Maggie stood up abruptly. Fayerwether seemed a little flustered. They walked on.
“Place is a terrible mess,” Maggie said as they strolled past the antique rose beds. “Just look at all these fractured canes.”
“We had a rough winter.”
“You can say that again,” she muttered. “How’re you on vegetables?”
“Pretty adequate.”
“Herbs?”
“Same.”
“I grow twenty-three varieties of basil alone.”
“I can handle the pressure,” he said, and she wondered if he was patronizing her.
“You sound mighty sure of yourself.”
“I know my way around a garden, Mrs. Darling.”
“Hmmmph.”
They continued past the still mostly dormant perennial beds.
“You know my previous gardener was shot on the parkway.”
“I heard. Tragic. Terrible. I wouldn’t be using the parkway, though.”
“I don’t know what made me say that. It was quite a blow.”
“All this mindless violence can make a person pretty angry,” Fayerwether said. “Especially when it touches us directly.”
“You sound like a psychologist, Mr.

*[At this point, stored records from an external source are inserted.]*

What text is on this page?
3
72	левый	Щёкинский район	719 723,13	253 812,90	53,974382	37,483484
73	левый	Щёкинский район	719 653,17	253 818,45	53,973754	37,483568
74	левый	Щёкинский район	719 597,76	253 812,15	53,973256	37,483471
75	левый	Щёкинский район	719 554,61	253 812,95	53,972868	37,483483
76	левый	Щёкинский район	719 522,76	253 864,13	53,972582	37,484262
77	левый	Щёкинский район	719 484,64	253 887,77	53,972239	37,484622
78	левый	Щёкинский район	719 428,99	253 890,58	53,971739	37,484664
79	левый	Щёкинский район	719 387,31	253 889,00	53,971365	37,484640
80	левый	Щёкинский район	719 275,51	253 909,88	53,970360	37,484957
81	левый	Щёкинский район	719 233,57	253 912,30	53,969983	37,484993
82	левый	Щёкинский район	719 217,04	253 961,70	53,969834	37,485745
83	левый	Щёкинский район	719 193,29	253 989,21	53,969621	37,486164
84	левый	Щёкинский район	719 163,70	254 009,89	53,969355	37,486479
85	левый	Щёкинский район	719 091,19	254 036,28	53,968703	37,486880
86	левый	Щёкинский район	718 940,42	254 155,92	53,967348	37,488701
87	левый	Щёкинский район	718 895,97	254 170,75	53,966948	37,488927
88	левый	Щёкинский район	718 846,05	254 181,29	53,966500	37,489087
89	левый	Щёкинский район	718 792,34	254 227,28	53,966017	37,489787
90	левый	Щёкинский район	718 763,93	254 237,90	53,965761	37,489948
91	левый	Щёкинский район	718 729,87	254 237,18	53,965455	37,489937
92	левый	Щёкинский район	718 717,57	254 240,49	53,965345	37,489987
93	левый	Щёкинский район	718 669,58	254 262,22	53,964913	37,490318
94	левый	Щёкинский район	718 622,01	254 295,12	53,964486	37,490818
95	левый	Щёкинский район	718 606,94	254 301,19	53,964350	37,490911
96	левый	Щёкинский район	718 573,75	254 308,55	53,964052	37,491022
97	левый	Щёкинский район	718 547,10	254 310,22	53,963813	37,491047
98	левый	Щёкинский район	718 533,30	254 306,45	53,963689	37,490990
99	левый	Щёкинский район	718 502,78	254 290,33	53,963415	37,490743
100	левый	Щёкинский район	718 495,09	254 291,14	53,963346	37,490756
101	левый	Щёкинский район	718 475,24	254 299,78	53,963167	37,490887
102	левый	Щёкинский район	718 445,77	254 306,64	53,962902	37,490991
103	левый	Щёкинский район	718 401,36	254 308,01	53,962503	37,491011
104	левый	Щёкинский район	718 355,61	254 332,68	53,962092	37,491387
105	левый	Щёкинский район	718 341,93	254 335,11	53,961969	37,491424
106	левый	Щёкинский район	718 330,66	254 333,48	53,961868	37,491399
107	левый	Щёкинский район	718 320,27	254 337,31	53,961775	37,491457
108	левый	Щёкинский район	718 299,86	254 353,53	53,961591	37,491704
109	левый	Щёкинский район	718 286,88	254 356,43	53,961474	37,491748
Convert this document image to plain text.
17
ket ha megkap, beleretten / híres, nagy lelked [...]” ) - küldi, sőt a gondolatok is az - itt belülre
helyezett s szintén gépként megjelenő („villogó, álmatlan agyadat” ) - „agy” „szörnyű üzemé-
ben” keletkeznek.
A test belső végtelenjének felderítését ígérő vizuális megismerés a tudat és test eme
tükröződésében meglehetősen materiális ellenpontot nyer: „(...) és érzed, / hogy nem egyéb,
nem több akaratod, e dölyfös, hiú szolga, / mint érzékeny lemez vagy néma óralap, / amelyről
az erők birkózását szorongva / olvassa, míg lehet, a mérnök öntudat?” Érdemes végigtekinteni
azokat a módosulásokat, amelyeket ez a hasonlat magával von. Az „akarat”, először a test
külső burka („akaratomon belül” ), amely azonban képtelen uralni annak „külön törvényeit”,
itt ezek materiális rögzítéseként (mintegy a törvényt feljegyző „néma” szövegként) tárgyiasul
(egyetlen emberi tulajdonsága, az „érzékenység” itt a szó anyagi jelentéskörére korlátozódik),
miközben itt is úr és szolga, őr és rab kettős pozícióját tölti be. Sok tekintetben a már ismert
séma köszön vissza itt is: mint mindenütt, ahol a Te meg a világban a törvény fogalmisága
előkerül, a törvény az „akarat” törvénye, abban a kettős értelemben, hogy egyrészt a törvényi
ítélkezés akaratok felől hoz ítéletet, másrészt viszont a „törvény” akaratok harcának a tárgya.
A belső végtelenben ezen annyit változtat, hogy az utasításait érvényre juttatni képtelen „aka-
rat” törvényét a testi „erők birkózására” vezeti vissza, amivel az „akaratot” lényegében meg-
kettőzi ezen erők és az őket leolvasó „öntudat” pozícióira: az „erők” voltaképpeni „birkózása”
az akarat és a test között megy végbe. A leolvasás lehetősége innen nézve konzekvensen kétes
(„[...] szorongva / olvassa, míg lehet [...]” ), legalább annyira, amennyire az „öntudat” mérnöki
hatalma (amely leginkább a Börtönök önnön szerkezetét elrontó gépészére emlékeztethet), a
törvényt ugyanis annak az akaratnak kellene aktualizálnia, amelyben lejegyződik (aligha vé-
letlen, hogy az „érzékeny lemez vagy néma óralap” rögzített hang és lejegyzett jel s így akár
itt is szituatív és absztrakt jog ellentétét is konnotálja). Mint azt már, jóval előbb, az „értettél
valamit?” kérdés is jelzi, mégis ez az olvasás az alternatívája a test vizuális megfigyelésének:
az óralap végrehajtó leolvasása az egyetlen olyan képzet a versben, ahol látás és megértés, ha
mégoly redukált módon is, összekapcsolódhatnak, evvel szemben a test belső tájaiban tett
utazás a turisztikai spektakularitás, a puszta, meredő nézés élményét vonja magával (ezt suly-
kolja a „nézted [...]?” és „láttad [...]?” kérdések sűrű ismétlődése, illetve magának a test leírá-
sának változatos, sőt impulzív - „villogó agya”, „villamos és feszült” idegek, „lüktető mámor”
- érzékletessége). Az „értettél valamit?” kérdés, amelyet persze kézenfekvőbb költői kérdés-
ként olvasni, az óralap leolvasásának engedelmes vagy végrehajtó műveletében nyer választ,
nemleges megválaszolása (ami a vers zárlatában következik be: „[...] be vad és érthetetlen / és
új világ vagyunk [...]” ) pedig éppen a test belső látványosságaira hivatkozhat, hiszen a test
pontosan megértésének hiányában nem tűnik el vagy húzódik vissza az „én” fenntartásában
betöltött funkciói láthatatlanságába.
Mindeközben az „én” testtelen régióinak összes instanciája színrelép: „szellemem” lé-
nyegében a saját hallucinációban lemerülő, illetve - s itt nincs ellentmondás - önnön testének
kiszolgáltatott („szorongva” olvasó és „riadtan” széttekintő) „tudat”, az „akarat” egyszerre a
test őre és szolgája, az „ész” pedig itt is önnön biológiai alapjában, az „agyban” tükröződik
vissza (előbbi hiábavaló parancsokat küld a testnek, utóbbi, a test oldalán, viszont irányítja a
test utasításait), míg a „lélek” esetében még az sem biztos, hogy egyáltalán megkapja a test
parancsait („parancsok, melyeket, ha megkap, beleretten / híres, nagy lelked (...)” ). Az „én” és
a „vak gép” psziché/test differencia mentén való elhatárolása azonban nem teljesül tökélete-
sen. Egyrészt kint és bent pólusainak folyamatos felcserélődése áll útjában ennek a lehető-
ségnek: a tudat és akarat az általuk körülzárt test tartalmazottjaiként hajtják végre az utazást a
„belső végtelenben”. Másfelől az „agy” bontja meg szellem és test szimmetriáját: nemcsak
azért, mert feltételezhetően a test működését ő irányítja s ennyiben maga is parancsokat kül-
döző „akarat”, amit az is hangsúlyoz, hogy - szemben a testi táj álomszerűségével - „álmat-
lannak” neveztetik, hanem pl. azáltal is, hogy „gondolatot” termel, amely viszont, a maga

Fayerwether.”
“I’m an art historian, actually.”
“You mean, like freelance?”
“No. I taught at Yale.”
Taken aback, Maggie reflected a moment. There had been something a little off about him.
“My my,” she said. “I take it you’re … no longer there.”
“About five years ago I had to find something else.”
“May I ask what happened?”
“I left a tenured job at a college in Illinois in ’85 for the position at Yale. It was tenure-track and I was given assurances. Then along came political correctness. It was my misfortune to be a middle-aged white male at absolutely the wrong time and the wrong place,” he said with chuckle.